Avant toute chose, que veut dire Tako Tsubo? Ce terme est tiré de l’expression japonaise « piège à poulpe », qui signifie « le syndrome des cœurs brisés ». 

« C’est le syndrome des cœurs brisés, qui se manifeste par une déformation du cœur due à une intense émotion, négative ou positive. Tako Tsubo donc, c’est d’avoir ce cœur trop gonflé, encaisser les changements, les cassures, la sidération, parfois l’intense joie. C’est peut-être aussi qu’il y a eu une faille dans le système, un électrocardiogramme irrégulier, une pause inhabituelle dans la frénésie. Tako Tsubo, quand on n’a pas le cœur assez bien accroché pour l’époque, pour la vie. »

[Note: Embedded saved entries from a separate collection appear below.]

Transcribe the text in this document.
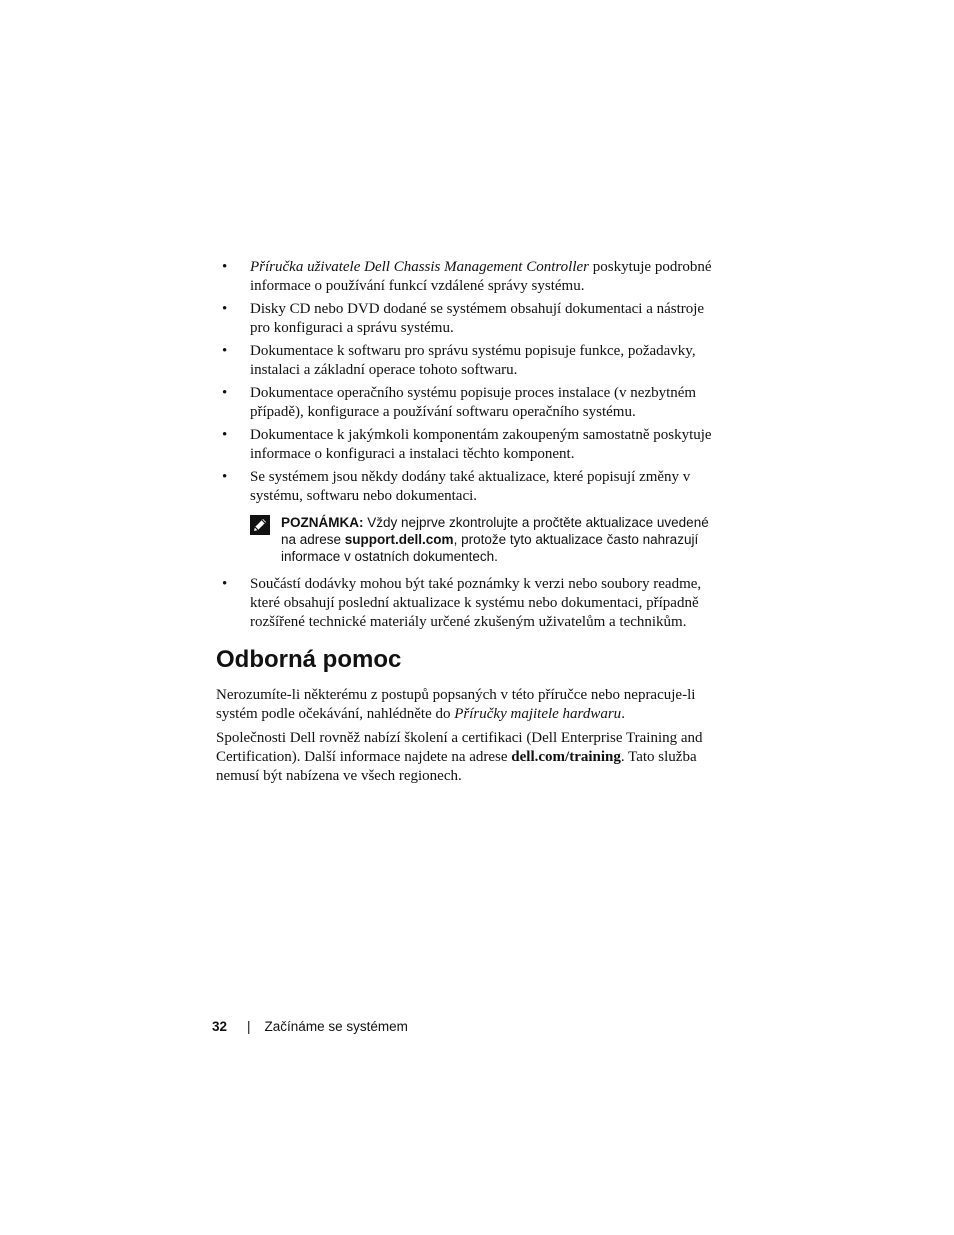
• Příručka uživatele Dell Chassis Management Controller poskytuje podrobné informace o používání funkcí vzdálené správy systému.
• Disky CD nebo DVD dodané se systémem obsahují dokumentaci a nástroje pro konfiguraci a správu systému.
• Dokumentace k softwaru pro správu systému popisuje funkce, požadavky, instalaci a základní operace tohoto softwaru.
• Dokumentace operačního systému popisuje proces instalace (v nezbytném případě), konfigurace a používání softwaru operačního systému.
• Dokumentace k jakýmkoli komponentám zakoupeným samostatně poskytuje informace o konfiguraci a instalaci těchto komponent.
• Se systémem jsou někdy dodány také aktualizace, které popisují změny v systému, softwaru nebo dokumentaci.
POZNÁMKA: Vždy nejprve zkontrolujte a pročtěte aktualizace uvedené na adrese support.dell.com, protože tyto aktualizace často nahrazují informace v ostatních dokumentech.
• Součástí dodávky mohou být také poznámky k verzi nebo soubory readme, které obsahují poslední aktualizace k systému nebo dokumentaci, případně rozšířené technické materiály určené zkušeným uživatelům a technikům.
Odborná pomoc

Nerozumíte-li některému z postupů popsaných v této příručce nebo nepracuje-li systém podle očekávání, nahlédněte do Příručky majitele hardwaru.

Společnosti Dell rovněž nabízí školení a certifikaci (Dell Enterprise Training and Certification). Další informace najdete na adrese dell.com/training. Tato služba nemusí být nabízena ve všech regionech.

32 | Začínáme se systémem
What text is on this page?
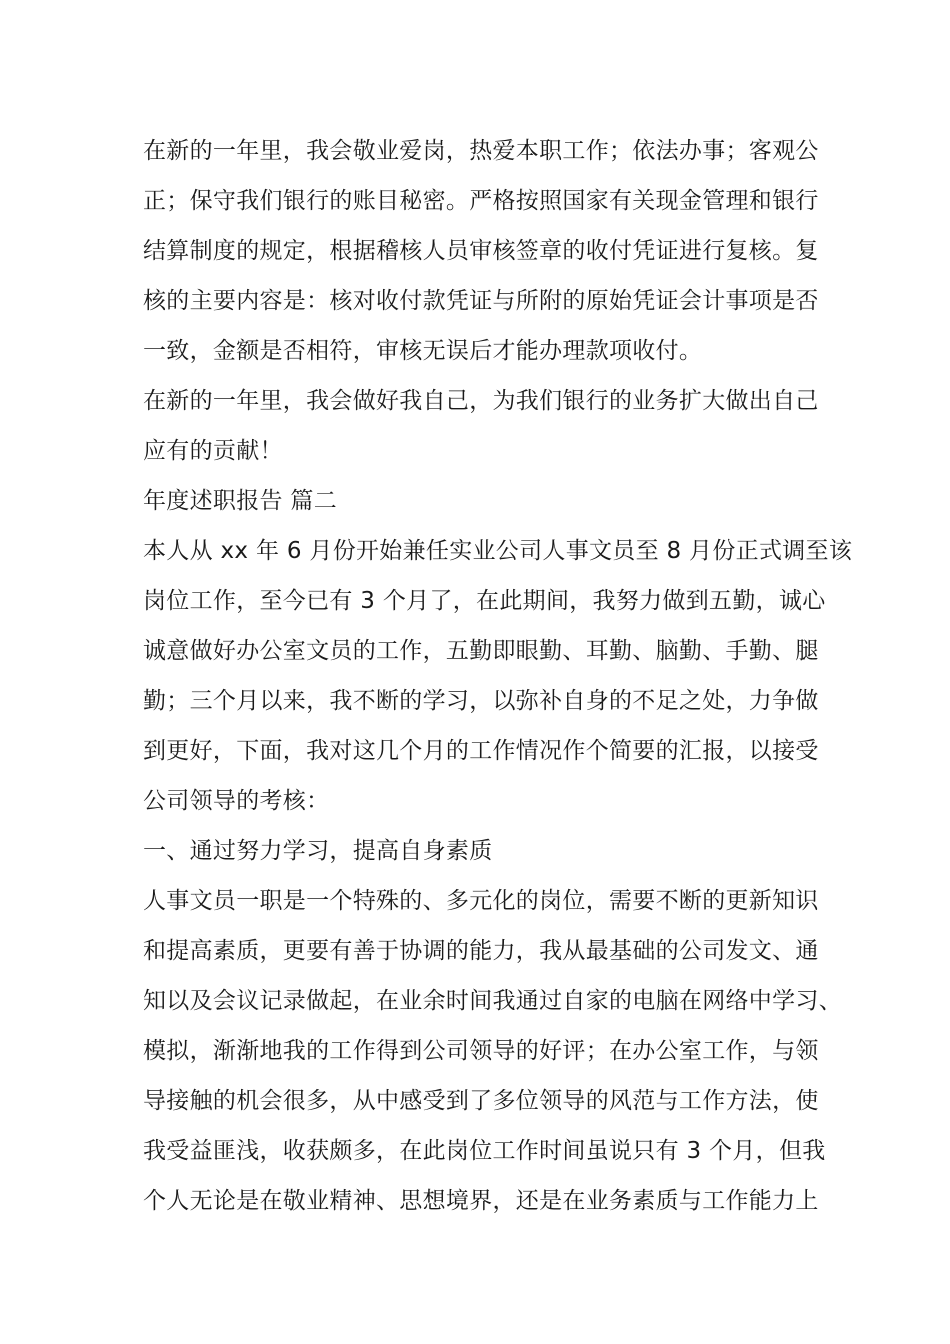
在新的一年里，我会敬业爱岗，热爱本职工作；依法办事；客观公
正；保守我们银行的账目秘密。严格按照国家有关现金管理和银行
结算制度的规定，根据稽核人员审核签章的收付凭证进行复核。复
核的主要内容是：核对收付款凭证与所附的原始凭证会计事项是否
一致，金额是否相符，审核无误后才能办理款项收付。
在新的一年里，我会做好我自己，为我们银行的业务扩大做出自己
应有的贡献！
年度述职报告 篇二
本人从 xx 年 6 月份开始兼任实业公司人事文员至 8 月份正式调至该
岗位工作，至今已有 3 个月了，在此期间，我努力做到五勤，诚心
诚意做好办公室文员的工作，五勤即眼勤、耳勤、脑勤、手勤、腿
勤；三个月以来，我不断的学习，以弥补自身的不足之处，力争做
到更好，下面，我对这几个月的工作情况作个简要的汇报，以接受
公司领导的考核：
一、通过努力学习，提高自身素质
人事文员一职是一个特殊的、多元化的岗位，需要不断的更新知识
和提高素质，更要有善于协调的能力，我从最基础的公司发文、通
知以及会议记录做起，在业余时间我通过自家的电脑在网络中学习、
模拟，渐渐地我的工作得到公司领导的好评；在办公室工作，与领
导接触的机会很多，从中感受到了多位领导的风范与工作方法，使
我受益匪浅，收获颇多，在此岗位工作时间虽说只有 3 个月，但我
个人无论是在敬业精神、思想境界，还是在业务素质与工作能力上
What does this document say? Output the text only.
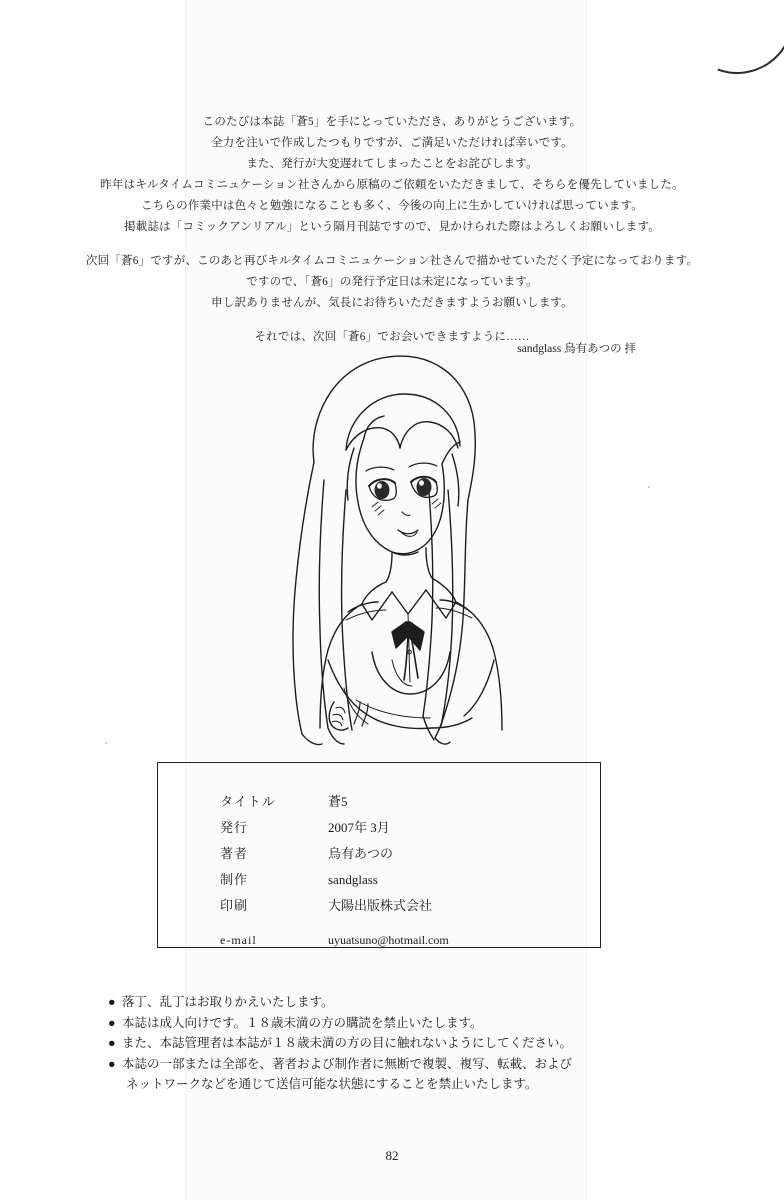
このたびは本誌「蒼5」を手にとっていただき、ありがとうございます。

全力を注いで作成したつもりですが、ご満足いただければ幸いです。

また、発行が大変遅れてしまったことをお詫びします。

昨年はキルタイムコミニュケーション社さんから原稿のご依頼をいただきまして、そちらを優先していました。

こちらの作業中は色々と勉強になることも多く、今後の向上に生かしていければ思っています。

掲載誌は「コミックアンリアル」という隔月刊誌ですので、見かけられた際はよろしくお願いします。

次回「蒼6」ですが、このあと再びキルタイムコミニュケーション社さんで描かせていただく予定になっております。

ですので、「蒼6」の発行予定日は未定になっています。

申し訳ありませんが、気長にお待ちいただきますようお願いします。

それでは、次回「蒼6」でお会いできますように……

sandglass 烏有あつの 拝
タイトル	蒼5
発行	2007年 3月
著者	烏有あつの
制作	sandglass
印刷	大陽出版株式会社
e-mail	uyuatsuno@hotmail.com
● 落丁、乱丁はお取りかえいたします。
● 本誌は成人向けです。１８歳未満の方の購読を禁止いたします。
● また、本誌管理者は本誌が１８歳未満の方の目に触れないようにしてください。
● 本誌の一部または全部を、著者および制作者に無断で複製、複写、転載、および
ネットワークなどを通じて送信可能な状態にすることを禁止いたします。
82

Au centre de ce nouveau LP se trouve donc le cœur. Le cœur malmené, épuisé, mais pas triste ou mélancolique. Le cœur du groupe semble ragaillardit même au milieu d’une crise sanitaire qui, on le rappelle, les a stoppés net alors qu’ils entamaient une tournée mondiale qui les faisait passer par Coachella en avril 2020.

Tako Tsubo L'Impératrice Peur des filles

Il est 11 h au Québec, où le printemps se pointe le bout du nez. Dans un autre fuseau horaire, Flore et Charles, coupe de mousseux à la main, m’avouent être jaloux de nous au Québec, avec nos salles de spectacle qui rouvrent le 26 mars, le jour de la sortie de Tako Tsubo. Même s’il fait plus chaud à Paris, les deux musiciens ont la mine basse. La France saura dans quelques instants que le pays se reconfine pour une troisième fois.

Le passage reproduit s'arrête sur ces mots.